Is there a definite reason for having a1 - a7 set as properties, as opposed to normal variables?

The reason I ask is to be able to make that code into a self-contained subroutine that I could reuse easily from one script to the next, without splitting it up by having separate properties. I tried it and it worked…but I didn’t know if there was a more long term reason that one attempt did not show.

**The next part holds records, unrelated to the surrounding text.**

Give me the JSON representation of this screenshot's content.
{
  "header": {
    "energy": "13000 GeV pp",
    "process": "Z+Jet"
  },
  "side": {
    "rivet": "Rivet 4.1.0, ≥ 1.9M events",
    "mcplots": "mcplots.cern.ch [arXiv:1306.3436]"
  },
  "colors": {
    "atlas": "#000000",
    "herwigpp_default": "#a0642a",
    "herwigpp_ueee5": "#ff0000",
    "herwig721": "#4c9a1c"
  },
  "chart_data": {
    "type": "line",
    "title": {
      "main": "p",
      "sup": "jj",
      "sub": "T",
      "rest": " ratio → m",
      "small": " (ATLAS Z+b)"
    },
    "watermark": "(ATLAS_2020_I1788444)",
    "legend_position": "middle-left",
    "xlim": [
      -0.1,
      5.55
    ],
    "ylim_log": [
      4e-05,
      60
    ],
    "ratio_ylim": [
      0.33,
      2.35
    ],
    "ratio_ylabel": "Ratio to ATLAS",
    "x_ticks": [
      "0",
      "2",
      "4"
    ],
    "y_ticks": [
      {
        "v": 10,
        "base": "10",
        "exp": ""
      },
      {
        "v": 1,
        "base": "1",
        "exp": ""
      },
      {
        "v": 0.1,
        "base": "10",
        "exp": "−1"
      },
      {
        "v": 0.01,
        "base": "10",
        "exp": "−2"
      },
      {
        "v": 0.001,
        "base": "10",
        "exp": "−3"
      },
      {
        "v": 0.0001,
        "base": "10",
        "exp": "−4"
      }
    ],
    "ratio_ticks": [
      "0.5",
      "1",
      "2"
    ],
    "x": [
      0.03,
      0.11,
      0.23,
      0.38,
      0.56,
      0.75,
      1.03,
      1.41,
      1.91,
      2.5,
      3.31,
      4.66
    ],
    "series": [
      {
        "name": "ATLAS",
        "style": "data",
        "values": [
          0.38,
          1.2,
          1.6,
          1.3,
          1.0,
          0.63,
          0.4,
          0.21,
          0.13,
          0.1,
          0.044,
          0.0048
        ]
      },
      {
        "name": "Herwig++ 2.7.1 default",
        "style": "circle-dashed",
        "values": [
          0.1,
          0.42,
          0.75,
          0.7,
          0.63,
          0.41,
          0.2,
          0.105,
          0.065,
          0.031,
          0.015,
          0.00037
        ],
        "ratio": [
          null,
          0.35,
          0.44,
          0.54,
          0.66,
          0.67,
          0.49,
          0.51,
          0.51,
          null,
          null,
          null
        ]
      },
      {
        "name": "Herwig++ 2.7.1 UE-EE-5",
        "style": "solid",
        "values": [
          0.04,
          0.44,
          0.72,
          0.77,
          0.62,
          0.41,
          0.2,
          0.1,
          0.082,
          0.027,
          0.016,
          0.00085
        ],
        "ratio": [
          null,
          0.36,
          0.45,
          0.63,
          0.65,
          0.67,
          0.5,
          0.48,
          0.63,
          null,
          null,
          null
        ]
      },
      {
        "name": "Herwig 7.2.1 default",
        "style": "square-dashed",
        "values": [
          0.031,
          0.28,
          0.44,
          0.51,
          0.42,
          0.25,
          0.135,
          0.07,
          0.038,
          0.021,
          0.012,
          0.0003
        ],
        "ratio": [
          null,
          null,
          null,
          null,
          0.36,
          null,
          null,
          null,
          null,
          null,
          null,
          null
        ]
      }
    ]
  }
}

The main reason is to save time. The values are predefined when you run the script.
But you can also use normal variables.
If you access other sites than www.wpr.org, you can probably skip the filter lines, for example apple.com


set temp to ((path to temporary items as Unicode text) & "wpr.txt") -- define tempfile
set Ptemp to quoted form of POSIX path of temp
do shell script "curl http://www.apple.com/ -o " & Ptemp
do shell script "textutil -format html -inputencoding iso-8859-1 -convert txt -encoding UTF-16 " & Ptemp -- convert html to txt
set theText to paragraphs of (read file temp as Unicode text)
do shell script "rm " & Ptemp -- delete tempfile
set {TID, text item delimiters} to {text item delimiters, return}
set theText to theText as Unicode text
set text item delimiters to TID
theText

Note: in Leopard you even don’t need the temp file, because textutil can convert stdin to stdout

If you happen to own a copy of DEVONagent or DEVONthink, then the following code is a very convenient way to extract (rich) text from a given website. I use this a lot in our company when it comes to automated patent analysis:


tell application "DEVONagent"
	set htmlcode to download markup from "http://en.wikipedia.org/wiki/Steve_Wozniak"
	set sitetext to get rich text of htmlcode
end tell

If you only own DEVONthink, then just replace DEVONagent with DEVONthink in the above code example.